Here are the different types we’re going to learn about:
Here are the different types we’re going to learn about:
- Sponges are colonies of specialized cells. They feed by filtering the water around them. They are bound to the ground beneath them. They have no nerves. They are held together through the cooperation of the colony.
- There are two basic body forms of Cnidarians; polyp and medusa. All Cnidarians have stinging cells, called nematocysts. They all also have radial symmetry. Cnidarians are more developed than sponges; they have real tissues, a body cavity, and nerves.
- Key physical differences between worms can depend on whether they possess a body cavity and/or segments. Flatworms have neither a body cavity nor segments. Roundworms only have a body cavity, and segmented worms have both a body cavity and segments. Some worms are parasitic (the tape-worm, for example) while others are not (like the sea flatworm).
- Mollusks—including mussels, scallops, and oysters—live in shallow water. The mollusk body plan generally involves a muscular foot for locomotion, a body housing organs, a head with eyes or tentacles, and a mantle (which creates the shell). Usually, they absorb oxygen from the water using gills.
- Echinoderms, meaning “spiny skin”, are radial symmetric marine animals. They are found at all depths—both shallow and deep water. They play important roles in their ecosystems. Despite appearances, they do not have skeletons. The “spiny skin” is, in fact, skin covering a spiny endoskeleton (internal skeleton). They have water vascular systems.
- Arthropods, or organisms in the phylum arthropoda, are organisms with segmented bodies and appendages on at least one segment. Arthropods are covered my hard external skeletons. When they grow they shed these skeletons in a process called molting.

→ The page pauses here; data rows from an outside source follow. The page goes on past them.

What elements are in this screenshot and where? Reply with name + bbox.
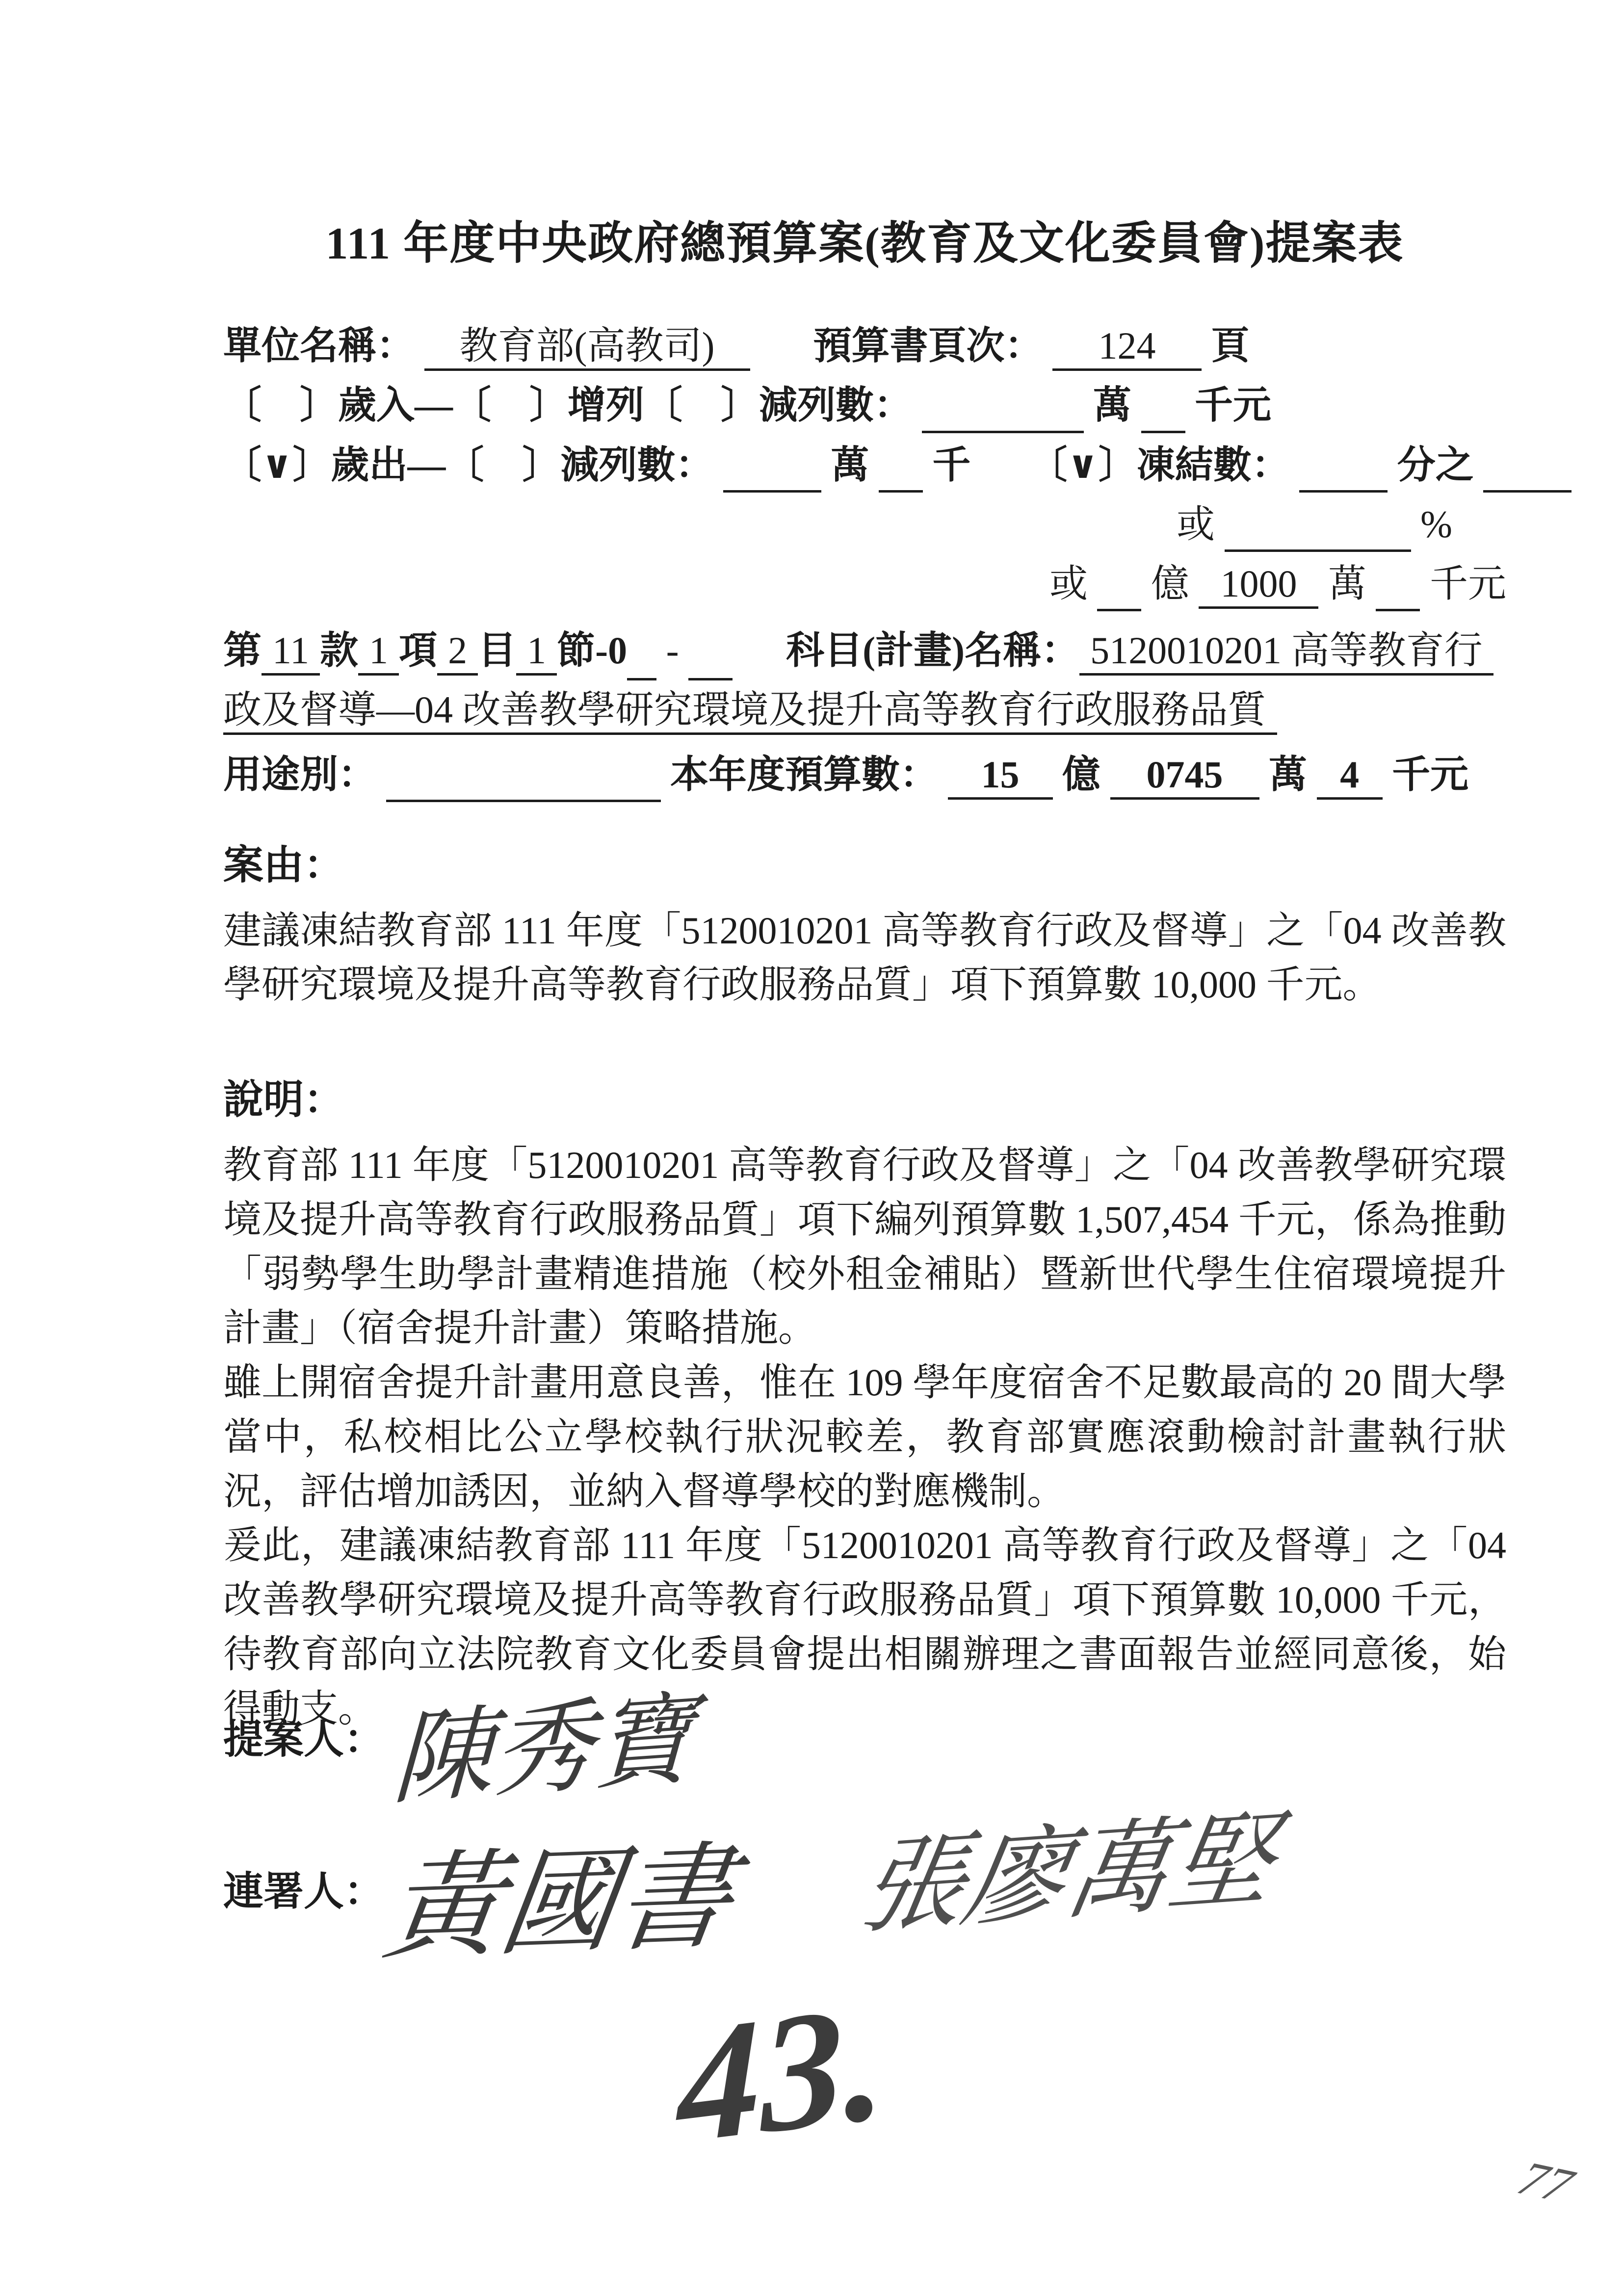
- or-percent-suffix: %: [1420, 502, 1452, 546]
- subject-jie-no: 1: [516, 628, 557, 676]
- or-percent-label: 或: [1177, 502, 1215, 546]
- or-amount-blank-yi: [1097, 569, 1141, 611]
- subject-di: 第: [223, 628, 262, 672]
- case-section-label: 案由：: [223, 842, 344, 887]
- subject-line: [223, 621, 1506, 740]
- or-amount-value: 1000: [1199, 561, 1318, 609]
- budget-yi: 億: [1062, 753, 1101, 796]
- cosigner-signature-2: 張廖萬堅: [852, 1802, 1284, 1947]
- revenue-blank-qian: [1141, 391, 1185, 433]
- revenue-line: [223, 377, 1506, 433]
- expenditure-wan: 萬: [831, 443, 869, 486]
- expenditure-qian: 千: [932, 443, 971, 486]
- budget-page-value: 124: [1052, 323, 1202, 371]
- budget-qianyuan: 千元: [1392, 753, 1469, 796]
- revenue-label: 〔 〕歲入—〔 〕增列〔 〕減列數：: [223, 384, 913, 427]
- or-amount-qianyuan: 千元: [1429, 562, 1506, 605]
- handwritten-page-number: 77: [1510, 2151, 1581, 2213]
- revenue-wan: 萬: [1093, 384, 1132, 427]
- subject-kuan-no: 11: [262, 628, 320, 676]
- or-amount-label: 或: [1049, 562, 1088, 605]
- subject-name-line2: 政及督導—04 改善教學研究環境及提升高等教育行政服務品質: [223, 687, 1277, 735]
- expenditure-blank-wan: [723, 450, 821, 493]
- explanation-paragraph-3: 爰此，建議凍結教育部 111 年度「5120010201 高等教育行政及督導」之「04 改善教學研究環境及提升高等教育行政服務品質」項下預算數 10,000 千元，待教育部向立法院教育文化委員會提出相關辦理之書面報告並經同意後，始得動支。: [223, 1524, 1506, 1730]
- subject-blank-1: [627, 638, 656, 680]
- unit-line: [223, 318, 1506, 373]
- expenditure-line: [223, 437, 1506, 493]
- explanation-paragraph-1: 教育部 111 年度「5120010201 高等教育行政及督導」之「04 改善教學研究環境及提升高等教育行政服務品質」項下編列預算數 1,507,454 千元，係為推動「弱勢學生助學計畫精進措施（校外租金補貼）暨新世代學生住宿環境提升計畫」（宿舍提升計畫）策略措施。: [223, 1144, 1506, 1350]
- budget-page-suffix: 頁: [1211, 324, 1250, 367]
- usage-label: 用途別：: [223, 753, 377, 796]
- or-amount-yi: 億: [1151, 562, 1189, 605]
- proposer-signature: 陳秀寶: [391, 1684, 696, 1817]
- freeze-label: 〔∨〕凍結數：: [1029, 443, 1290, 486]
- proposer-label: 提案人：: [223, 1717, 385, 1762]
- handwritten-item-number: 43.: [676, 1967, 887, 2179]
- or-amount-wan: 萬: [1328, 562, 1366, 605]
- revenue-qianyuan: 千元: [1195, 384, 1272, 427]
- freeze-fenzhi: 分之: [1397, 443, 1474, 486]
- subject-blank-2: [688, 638, 733, 680]
- cosigner-label: 連署人：: [223, 1869, 385, 1914]
- budget-yi-value: 15: [948, 752, 1053, 800]
- or-amount-line: [223, 556, 1506, 611]
- subject-kuan: 款: [320, 628, 359, 672]
- cosigner-signature-1: 黃國書: [377, 1833, 741, 1974]
- unit-value: 教育部(高教司): [424, 323, 750, 371]
- page-title: 111 年度中央政府總預算案(教育及文化委員會)提案表: [325, 218, 1404, 268]
- subject-mu: 目: [478, 628, 517, 672]
- or-amount-blank-qian: [1376, 569, 1420, 611]
- subject-xiang: 項: [399, 628, 438, 672]
- or-percent-blank: [1225, 509, 1411, 552]
- or-percent-line: [223, 496, 1506, 552]
- freeze-blank-numerator: [1299, 450, 1388, 493]
- form-content: [223, 211, 1506, 1736]
- usage-line: [223, 747, 1506, 802]
- budget-wan: 萬: [1269, 753, 1308, 796]
- subject-mu-no: 2: [437, 628, 478, 676]
- budget-qian-value: 4: [1317, 752, 1383, 800]
- subject-jie: 節-0: [557, 628, 628, 672]
- expenditure-label: 〔∨〕歲出—〔 〕減列數：: [223, 443, 714, 486]
- usage-blank: [386, 759, 661, 802]
- explanation-section-label: 說明：: [223, 1077, 344, 1122]
- subject-xiang-no: 1: [358, 628, 399, 676]
- explanation-paragraph-2: 雖上開宿舍提升計畫用意良善，惟在 109 學年度宿舍不足數最高的 20 間大學當中，私校相比公立學校執行狀況較差，教育部實應滾動檢討計畫執行狀況，評估增加誘因，並納入督導學校的對應機制。: [223, 1361, 1506, 1513]
- case-text: 建議凍結教育部 111 年度「5120010201 高等教育行政及督導」之「04 改善教學研究環境及提升高等教育行政服務品質」項下預算數 10,000 千元。: [223, 909, 1506, 1006]
- subject-dash: -: [666, 628, 679, 672]
- freeze-blank-denominator: [1483, 450, 1572, 493]
- budget-page-label: 預算書頁次：: [813, 324, 1043, 367]
- budget-wan-value: 0745: [1110, 752, 1259, 800]
- expenditure-blank-qian: [879, 450, 923, 493]
- subject-name-line1: 5120010201 高等教育行: [1079, 628, 1493, 676]
- budget-amount-label: 本年度預算數：: [670, 753, 939, 796]
- unit-label: 單位名稱：: [223, 324, 415, 367]
- subject-name-label: 科目(計畫)名稱：: [786, 628, 1080, 672]
- revenue-blank-wan: [922, 391, 1084, 433]
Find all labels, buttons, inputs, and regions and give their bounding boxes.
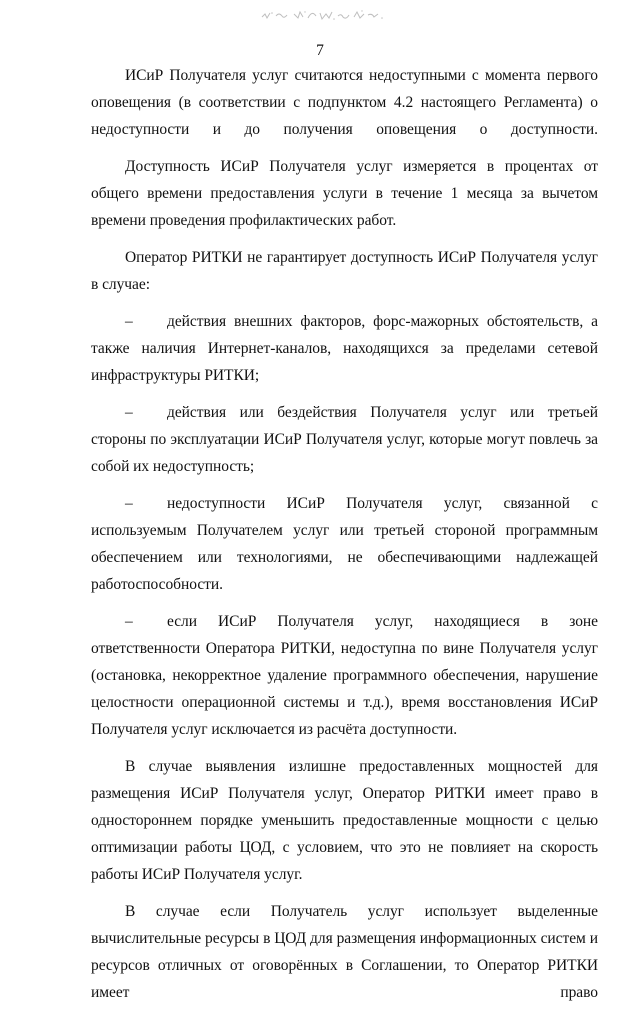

- For gas exchange aquatic arthropods have gills, while terrestrial (land-based) arthropods have either a tracheal systems or book lungs. Tracheal systems are air sacs fed by pores in the exoskeleton. Book lungs are gills modified to extract oxygen from air.
- Insects are not only the most diverse subgroup of arthropods, but with over a million discovered species it is the most diverse group of animals on earth. Although they can’t all be as beautiful as a butterfly, they all play important roles in their ecosystems—just think of where we would be without bees!